Per quanto riguarda il residuo importo relativo al codice tributo 4731 (pari a € 3.564,75), la tesi dell'Ufficio secondo cui lo sgravio non sarebbe possibile in quanto l'annualità 2019 rimarrebbe "scoperta" non può essere condivisa. Una volta accertato che il versamento era oggettivamente riferibile all'obbligazione tributaria del 2018 (come risulta dalla ricostruzione contabile fornita dall'appellante), l'Amministrazione ha l'obbligo di imputare correttamente il pagamento al debito reale. L'eventuale carenza di versamenti per l'anno
2019 dovrà essere oggetto di separata attività di controllo o liquidazione per quell'annualità, ma non può giustificare il mantenimento di un'iscrizione a ruolo indebita per l'anno 2018.
Pertanto, deve disporsi l'annullamento della cartella per la parte non ancora oggetto di sgravio.

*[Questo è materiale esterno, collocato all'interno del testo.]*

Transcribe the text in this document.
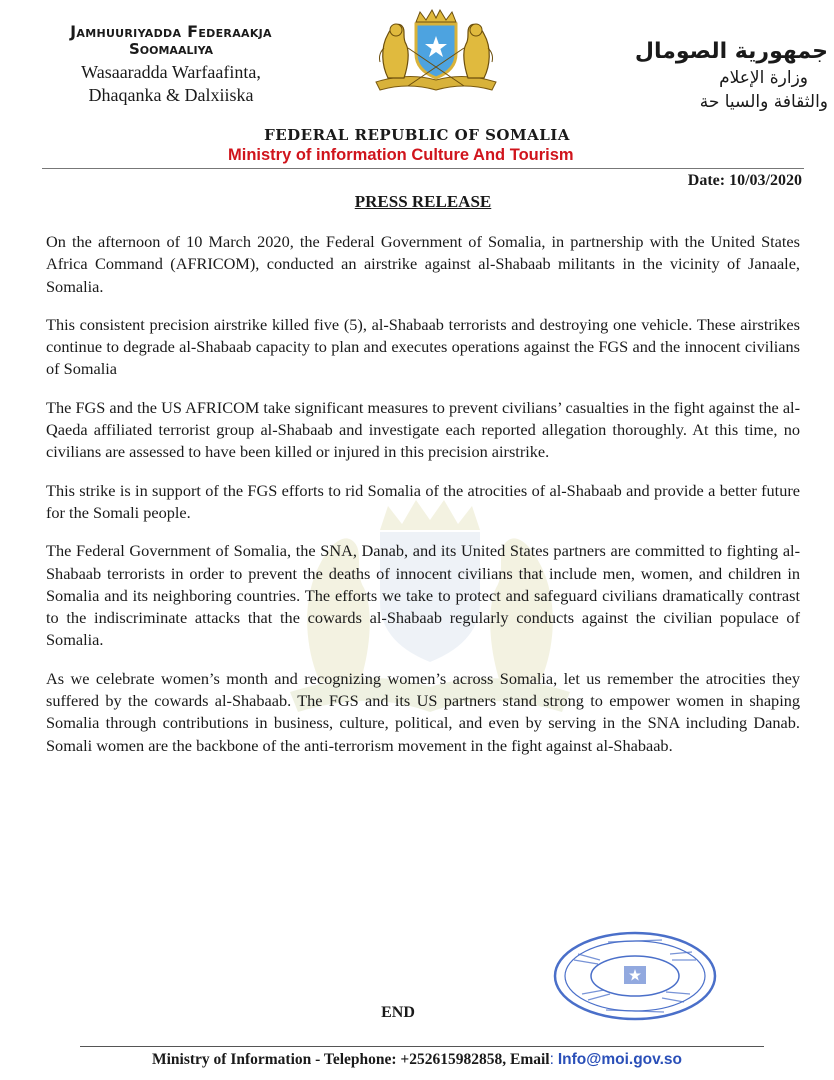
Jamhuuriyadda Federaakja
Soomaaliya
Wasaaradda Warfaafinta,
Dhaqanka & Dalxiiska
جمهورية الصومال
وزارة الإعلام
والثقافة والسيا حة
FEDERAL REPUBLIC OF SOMALIA
Ministry of information Culture And Tourism
Date: 10/03/2020
PRESS RELEASE

On the afternoon of 10 March 2020, the Federal Government of Somalia, in partnership with the United States Africa Command (AFRICOM), conducted an airstrike against al-Shabaab militants in the vicinity of Janaale, Somalia.

This consistent precision airstrike killed five (5), al-Shabaab terrorists and destroying one vehicle. These airstrikes continue to degrade al-Shabaab capacity to plan and executes operations against the FGS and the innocent civilians of Somalia

The FGS and the US AFRICOM take significant measures to prevent civilians’ casualties in the fight against the al-Qaeda affiliated terrorist group al-Shabaab and investigate each reported allegation thoroughly. At this time, no civilians are assessed to have been killed or injured in this precision airstrike.

This strike is in support of the FGS efforts to rid Somalia of the atrocities of al-Shabaab and provide a better future for the Somali people.

The Federal Government of Somalia, the SNA, Danab, and its United States partners are committed to fighting al-Shabaab terrorists in order to prevent the deaths of innocent civilians that include men, women, and children in Somalia and its neighboring countries. The efforts we take to protect and safeguard civilians dramatically contrast to the indiscriminate attacks that the cowards al-Shabaab regularly conducts against the civilian populace of Somalia.

As we celebrate women’s month and recognizing women’s across Somalia, let us remember the atrocities they suffered by the cowards al-Shabaab. The FGS and its US partners stand strong to empower women in shaping Somalia through contributions in business, culture, political, and even by serving in the SNA including Danab. Somali women are the backbone of the anti-terrorism movement in the fight against al-Shabaab.

END
Ministry of Information - Telephone: +252615982858, Email: Info@moi.gov.so
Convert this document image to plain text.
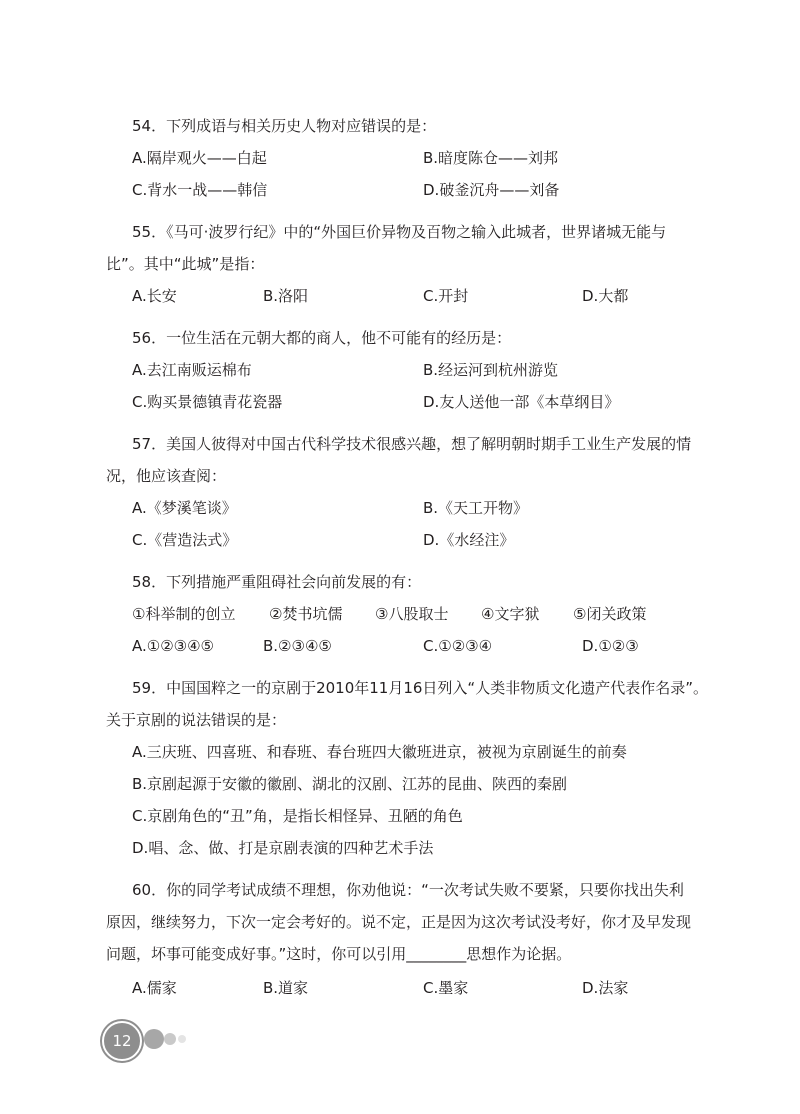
54．下列成语与相关历史人物对应错误的是：
A.隔岸观火——白起	B.暗度陈仓——刘邦
C.背水一战——韩信	D.破釜沉舟——刘备
55．《马可·波罗行纪》中的“外国巨价异物及百物之输入此城者，世界诸城无能与
比”。其中“此城”是指：
A.长安	B.洛阳	C.开封	D.大都
56．一位生活在元朝大都的商人，他不可能有的经历是：
A.去江南贩运棉布	B.经运河到杭州游览
C.购买景德镇青花瓷器	D.友人送他一部《本草纲目》
57．美国人彼得对中国古代科学技术很感兴趣，想了解明朝时期手工业生产发展的情
况，他应该查阅：
A.《梦溪笔谈》	B.《天工开物》
C.《营造法式》	D.《水经注》
58．下列措施严重阻碍社会向前发展的有：
①科举制的创立 ②焚书坑儒 ③八股取士 ④文字狱 ⑤闭关政策
A.①②③④⑤	B.②③④⑤	C.①②③④	D.①②③
59．中国国粹之一的京剧于2010年11月16日列入“人类非物质文化遗产代表作名录”。
关于京剧的说法错误的是：
A.三庆班、四喜班、和春班、春台班四大徽班进京，被视为京剧诞生的前奏
B.京剧起源于安徽的徽剧、湖北的汉剧、江苏的昆曲、陕西的秦剧
C.京剧角色的“丑”角，是指长相怪异、丑陋的角色
D.唱、念、做、打是京剧表演的四种艺术手法
60．你的同学考试成绩不理想，你劝他说：“一次考试失败不要紧，只要你找出失利
原因，继续努力，下次一定会考好的。说不定，正是因为这次考试没考好，你才及早发现
问题，坏事可能变成好事。”这时，你可以引用________思想作为论据。
A.儒家	B.道家	C.墨家	D.法家
12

Per quanto concerne le spese di lite, la Corte ritiene di disporne la compensazione integrale, in considerazione della sussistenza di giusti motivi ai sensi dell'art. 15, comma 2, del d.lgs. n. 546/1992, ravvisabili nella oggettiva complessità delle operazioni di imputazione dei versamenti ai rispettivi periodi d'imposta, nonché nel comportamento non pienamente diligente del contribuente, il quale ha provveduto a effettuare i pagamenti in ritardo, contribuendo così all'insorgenza della controversia.
P.Q.M.
La Corte dichiara la parziale cessata materia del contendere con riferimento ai versamenti oggetto di sgravio prot. n. 2025S38596 accoglie l'appello con riferimento al residuo versamento e per l'effetto annulla la cartella di pagamento n. 100 2023 00080365 60. Spese compensate per quanto in motivazione.